Michal Gasparik świetnie radzi sobie na trenerskiej ławce. Także w Górniku. Fot. Łukasz Laskowski/Pressfocus.pl
GÓRNIK ZABRZE
Nowy szkoleniowiec górniczego zespołu nie ma wielkiego trenerskiego doświadczenia. Jeszcze przecież niedawno sam biegał po zielonej murawie. Zaczął oczywiście u siebie, w Trnawie od szkolenia juniorów. Było to latem 2017. Cztery lata później, na początku 2021, dostał szansę w dorosłym Spartaku. Sami działacze nie spodziewali się pewnie wtedy, że będzie to prawdziwy strzał w dziesiątkę!
Konkretne wyniki
Trzy Puchary Słowacji zdobywane w latach 2022, 2023, 2025. Aż pięć dobrych kolejnych sezonów, które jeden z najbardziej zasłużonych i utytułowanych klubów u naszego południowego sąsiada kończył na trzecim miejscu. Gasparik został pierwszym trenerem, zastępując Tomasa Prisztacsa, z którym potem współpracował, a który teraz jest drugim trenerem w Górniku. Szybko wszystko poukładał jak należy. W sierpniu 2023 roku w rywalizacji w Lidze Konferencji jego Spartak wyeliminował w dwumeczu Lecha Poznań w III rundzie, awansując potem do fazy grupowej i rywalizując (bez powodzenia) z Fenerbahce, Łudogorcem i FC Nordsjælland.

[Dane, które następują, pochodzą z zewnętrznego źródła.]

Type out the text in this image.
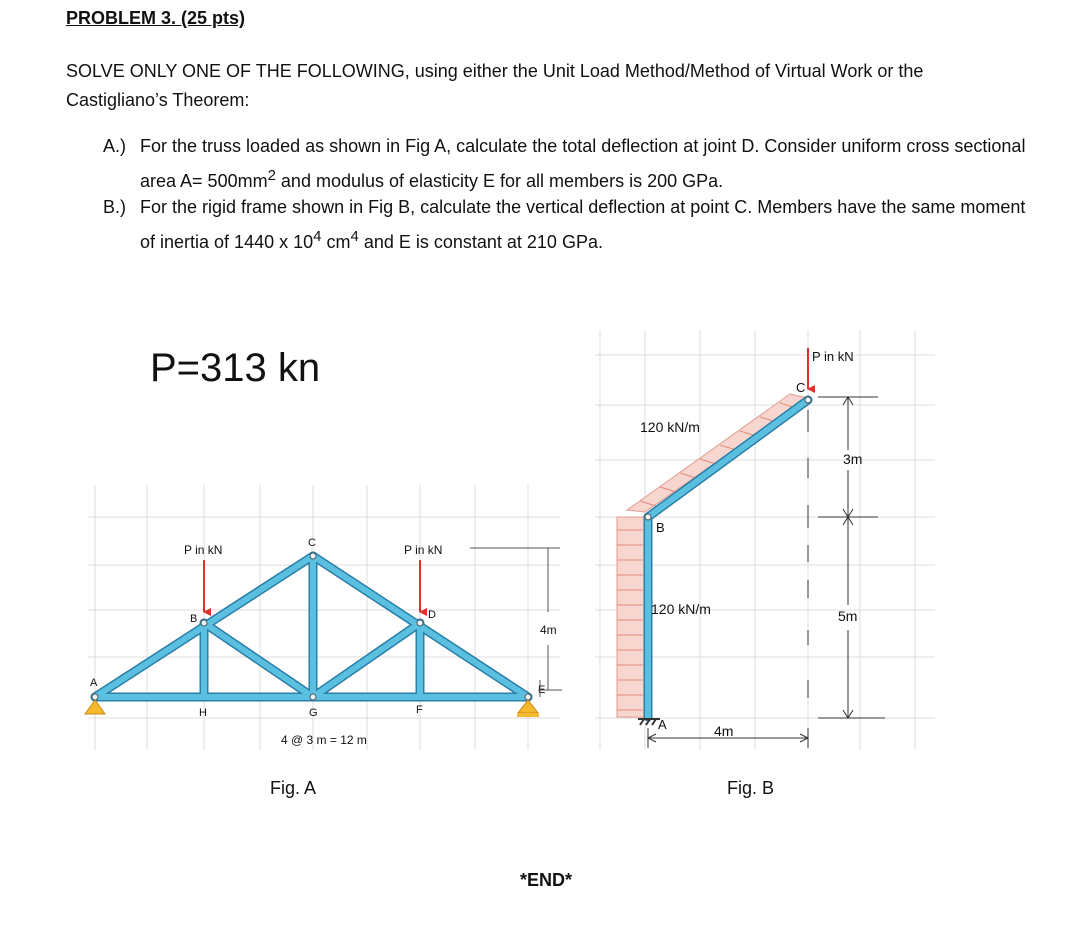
PROBLEM 3. (25 pts)
SOLVE ONLY ONE OF THE FOLLOWING, using either the Unit Load Method/Method of Virtual Work or the Castigliano’s Theorem:
A.) For the truss loaded as shown in Fig A, calculate the total deflection at joint D. Consider uniform cross sectional area $A= 500mm^2$ and modulus of elasticity E for all members is 200 GPa.
B.) For the rigid frame shown in Fig B, calculate the vertical deflection at point C. Members have the same moment of inertia of 1440 x $10^4$ $cm^4$ and E is constant at 210 GPa.
P=313 kn
P in kN	P in kN
A
B
C
D
E
F
G
H
4m
4 @ 3 m = 12 m
P in kN
C
B
A
120 kN/m
120 kN/m
3m
5m
4m
Fig. A	Fig. B
*END*
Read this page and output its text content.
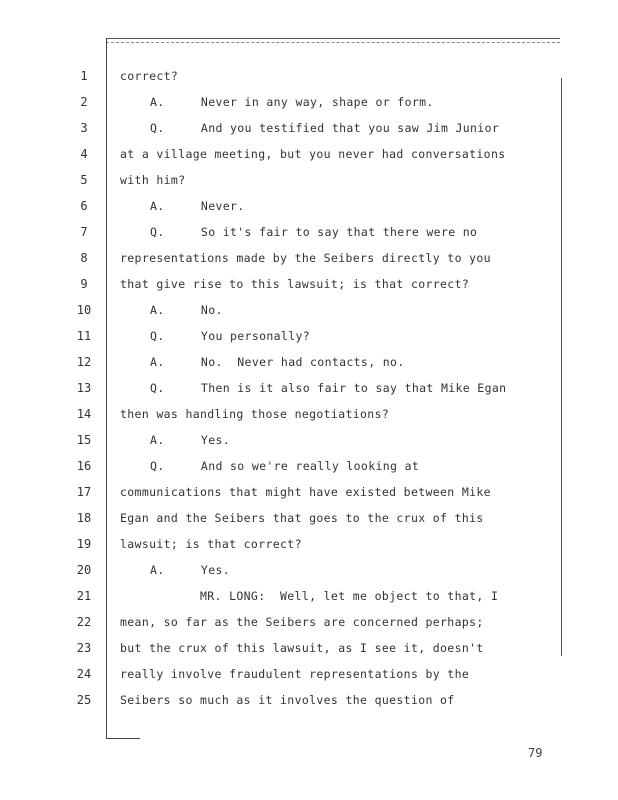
1	correct?
2	A.     Never in any way, shape or form.
3	Q.     And you testified that you saw Jim Junior
4	at a village meeting, but you never had conversations
5	with him?
6	A.     Never.
7	Q.     So it's fair to say that there were no
8	representations made by the Seibers directly to you
9	that give rise to this lawsuit; is that correct?
10	A.     No.
11	Q.     You personally?
12	A.     No.  Never had contacts, no.
13	Q.     Then is it also fair to say that Mike Egan
14	then was handling those negotiations?
15	A.     Yes.
16	Q.     And so we're really looking at
17	communications that might have existed between Mike
18	Egan and the Seibers that goes to the crux of this
19	lawsuit; is that correct?
20	A.     Yes.
21	MR. LONG:  Well, let me object to that, I
22	mean, so far as the Seibers are concerned perhaps;
23	but the crux of this lawsuit, as I see it, doesn't
24	really involve fraudulent representations by the
25	Seibers so much as it involves the question of
79
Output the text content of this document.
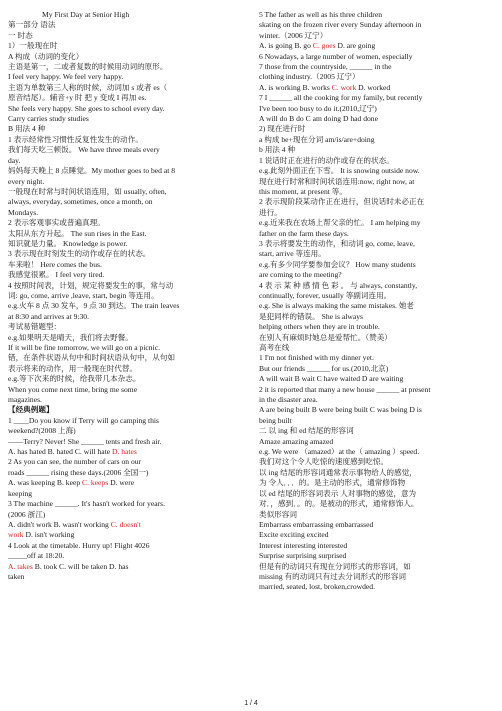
My First Day at Senior High
第一部分 语法
一 时态
1）一般现在时
A 构成（动词的变化）
主语是第一，二或者复数的时候用动词的原形。
I feel very happy. We feel very happy.
主语为单数第三人称的时候，动词加 s 或者 es（
原音结尾）。辅音+y 时 把 y 变成 I 再加 es.
She feels very happy. She goes to school every day.
Carry carries study studies
B 用法 4 种
1 表示经常性习惯性反复性发生的动作。
我们每天吃三顿饭。 We have three meals every
day.
妈妈每天晚上 8 点睡觉。My mother goes to bed at 8
every night.
一般现在时常与时间状语连用，如 usually, often,
always, everyday, sometimes, once a month, on
Mondays.
2 表示客观事实或普遍真理。
太阳从东方升起。 The sun rises in the East.
知识就是力量。 Knowledge is power.
3 表示现在时刻发生的动作或存在的状态。
车来啦！ Here comes the bus.
我感觉很累。 I feel very tired.
4 按照时间表，计划，规定将要发生的事，常与动
词: go, come, arrive ,leave, start, begin 等连用。
e.g.火车 8 点 30 发车，9 点 30 到达。The train leaves
at 8:30 and arrives at 9:30.
考试易错题型：
e.g.如果明天是晴天，我们将去野餐。
If it will be fine tomorrow, we will go on a picnic.
错，在条件状语从句中和时间状语从句中，从句如
表示将来的动作，用一般现在时代替。
e.g.等下次来的时候，给我带几本杂志。
When you come next time, bring me some
magazines.
【经典例题】
1 ____Do you know if Terry will go camping this
weekend?(2008 上海)
——Terry? Never! She ______ tents and fresh air.
A. has hated B. hated C. will hate D. hates
2 As you can see, the number of cars on our
roads ______ rising these days.(2006 全国一)
A. was keeping B. keep C. keeps D. were
keeping
3 The machine ______. It's hasn't worked for years.
(2006 浙江)
A. didn't work B. wasn't working C. doesn't
work D. isn't working
4 Look at the timetable. Hurry up! Flight 4026
_____off at 18:20.
A. takes B. took C. will be taken D. has
taken
5 The father as well as his three children
skating on the frozen river every Sunday afternoon in
winter.（2006 辽宁）
A. is going B. go C. goes D. are going
6 Nowadays, a large number of women, especially
7 those from the countryside, ______ in the
clothing industry.（2005 辽宁）
A. is working B. works C. work D. worked
7 I ______ all the cooking for my family, but recently
I've been too busy to do it.(2010,辽宁)
A will do B do C am doing D had done
2) 现在进行时
a 构成 be+现在分词 am/is/are+doing
b 用法 4 种
1 说话时正在进行的动作或存在的状态。
e.g.此刻外面正在下雪。 It is snowing outside now.
现在进行时常和时间状语连用:now, right now, at
this moment, at present 等。
2 表示现阶段某动作正在进行，但说话时未必正在
进行。
e.g.近来我在农场上帮父亲的忙。 I am helping my
father on the farm these days.
3 表示将要发生的动作，和动词 go, come, leave,
start, arrive 等连用。
e.g.有多少同学要参加会议？ How many students
are coming to the meeting?
4 表 示 某 种 感 情 色 彩 。 与 always, constantly,
continually, forever, usually 等副词连用。
e.g. She is always making the same mistakes. 她老
是犯同样的错误。 She is always
helping others when they are in trouble.
在别人有麻烦时她总是爱帮忙。（赞美）
高考在线
1 I'm not finished with my dinner yet.
But our friends ______ for us.(2010,北京)
A will wait B wait C have waited D are waiting
2 it is reported that many a new house ______ at present
in the disaster area.
A are being built B were being built C was being D is
being built
二 以 ing 和 ed 结尾的形容词
Amaze amazing amazed
e.g. We were （amazed）at the（ amazing ）speed.
我们对这个令人吃惊的速度感到吃惊。
以 ing 结尾的形容词通常表示事物给人的感觉，
为 令人．．．的。是主动的形式，通常修饰物
以 ed 结尾的形容词表示 人对事物的感觉，意为
对．，感到．。的。是被动的形式，通常修饰人。
类似形容词
Embarrass embarrassing embarrassed
Excite exciting excited
Interest interesting interested
Surprise surprising surprised
但是有的动词只有现在分词形式的形容词，如
missing 有的动词只有过去分词形式的形容词
married, seated, lost, broken,crowded.
1 / 4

Co charakterystyczne, jeżeli chodzi o zespoły prowadzone przez trenera Gasparika i jego współpracowników, to to, że i dobrze startowały, i dobrze potem kończyły. Patrząc na bilans pierwszych pięciu kolejek, to jeszcze nigdy prowadzona przez niego jedenastka nie miała mniej niż 8 punktów, czyli start zawsze był na plus. Teraz podobnie jest w Zabrzu.
Nieczęsto jednak to, co jest na początku rozgrywek, przekłada się potem na koniec. Przekonała się o tym choćby Wisła Płock 3 lata temu. Po 7. kolejkach Nafciarze mieli 16 punktów, byli na pierwszym miejscu, by na koniec rozgrywek… spaść.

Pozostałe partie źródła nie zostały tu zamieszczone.